Ihre Freundin hatte die zahlreichen Probleme schon lange vor Ihnen, und in der engen Beziehung mit Ihnen kommen diese Probleme mit Nähe und Distanz, Vertrauen und Misstrauen, Angst und Sehnsucht etc. wieder an die Oberfläche. Ihre Freundin braucht dringend psychologische Unterstützung, und ich hoffe, dass sie mittlerweile verstanden hat, dass sie nicht nur aus Liebe zu Ihnen in Therapie bzw. in die Psychiatrie geht, sondern aus einem starken eigenen Bedürfnis, um wieder alleine auf die Beine zu kommen.
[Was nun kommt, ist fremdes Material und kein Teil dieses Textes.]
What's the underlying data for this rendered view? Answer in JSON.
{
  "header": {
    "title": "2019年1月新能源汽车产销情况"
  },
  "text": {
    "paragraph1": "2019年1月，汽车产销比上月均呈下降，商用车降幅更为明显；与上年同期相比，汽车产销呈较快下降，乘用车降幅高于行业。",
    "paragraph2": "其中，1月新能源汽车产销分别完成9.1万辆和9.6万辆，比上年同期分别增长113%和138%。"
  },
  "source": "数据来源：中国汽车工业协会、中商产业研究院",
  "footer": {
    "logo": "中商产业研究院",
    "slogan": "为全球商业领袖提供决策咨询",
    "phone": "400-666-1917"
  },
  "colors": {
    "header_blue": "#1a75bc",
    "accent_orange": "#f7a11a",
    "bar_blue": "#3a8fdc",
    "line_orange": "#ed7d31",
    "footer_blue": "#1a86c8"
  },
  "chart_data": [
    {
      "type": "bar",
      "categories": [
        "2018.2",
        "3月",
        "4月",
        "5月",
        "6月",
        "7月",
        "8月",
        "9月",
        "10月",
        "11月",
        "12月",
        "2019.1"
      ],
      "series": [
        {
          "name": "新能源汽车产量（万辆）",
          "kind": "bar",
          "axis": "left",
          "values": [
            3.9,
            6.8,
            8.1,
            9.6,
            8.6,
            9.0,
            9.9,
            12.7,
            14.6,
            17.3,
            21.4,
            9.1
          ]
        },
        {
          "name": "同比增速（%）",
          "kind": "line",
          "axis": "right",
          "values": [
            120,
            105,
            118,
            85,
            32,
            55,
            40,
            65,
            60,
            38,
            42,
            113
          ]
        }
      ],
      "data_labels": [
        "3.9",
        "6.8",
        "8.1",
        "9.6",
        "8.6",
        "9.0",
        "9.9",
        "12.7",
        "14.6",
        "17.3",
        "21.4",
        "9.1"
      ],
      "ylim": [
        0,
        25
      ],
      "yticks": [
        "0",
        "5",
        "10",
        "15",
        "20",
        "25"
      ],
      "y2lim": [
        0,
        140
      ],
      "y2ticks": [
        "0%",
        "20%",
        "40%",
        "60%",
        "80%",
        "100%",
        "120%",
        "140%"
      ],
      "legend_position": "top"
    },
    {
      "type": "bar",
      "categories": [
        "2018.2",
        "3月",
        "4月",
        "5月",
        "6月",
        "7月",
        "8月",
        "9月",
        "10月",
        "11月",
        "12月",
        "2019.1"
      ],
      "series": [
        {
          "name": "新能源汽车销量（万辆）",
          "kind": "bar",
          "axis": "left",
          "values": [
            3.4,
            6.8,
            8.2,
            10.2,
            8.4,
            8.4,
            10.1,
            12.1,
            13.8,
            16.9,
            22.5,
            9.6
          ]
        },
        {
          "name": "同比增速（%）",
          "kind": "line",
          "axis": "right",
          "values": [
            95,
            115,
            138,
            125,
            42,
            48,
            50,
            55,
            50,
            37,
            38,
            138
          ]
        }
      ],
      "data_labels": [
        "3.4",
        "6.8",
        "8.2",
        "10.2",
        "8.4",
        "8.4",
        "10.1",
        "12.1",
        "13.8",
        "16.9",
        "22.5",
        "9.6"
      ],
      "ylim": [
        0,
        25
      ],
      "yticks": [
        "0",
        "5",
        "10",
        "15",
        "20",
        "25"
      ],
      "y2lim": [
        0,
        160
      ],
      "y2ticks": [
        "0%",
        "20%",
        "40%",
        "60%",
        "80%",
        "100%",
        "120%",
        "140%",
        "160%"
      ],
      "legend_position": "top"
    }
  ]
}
Wenn Sie Angst haben, dass Ihre Freundin sich bei einer endgültigen Trennung etwas antun könnte, sollten Sie darauf drängen, dass Sie in der Psychiatrie mit den behandelnden Psychologen bzw. Psychiatern ein Gespräch zusammen mit Ihrer Freundin führen und über Ihre Trennungsabsichten sprechen. Es ist sehr wichtig, dass Sie zusammen das Risiko für einen Suizid abschätzen und Maßnahmen erarbeiten, um Ihre Freundin zu stabilisieren. Dabei müssen auch Sie sich die Unterstützung der behandelnden Psychologen suchen.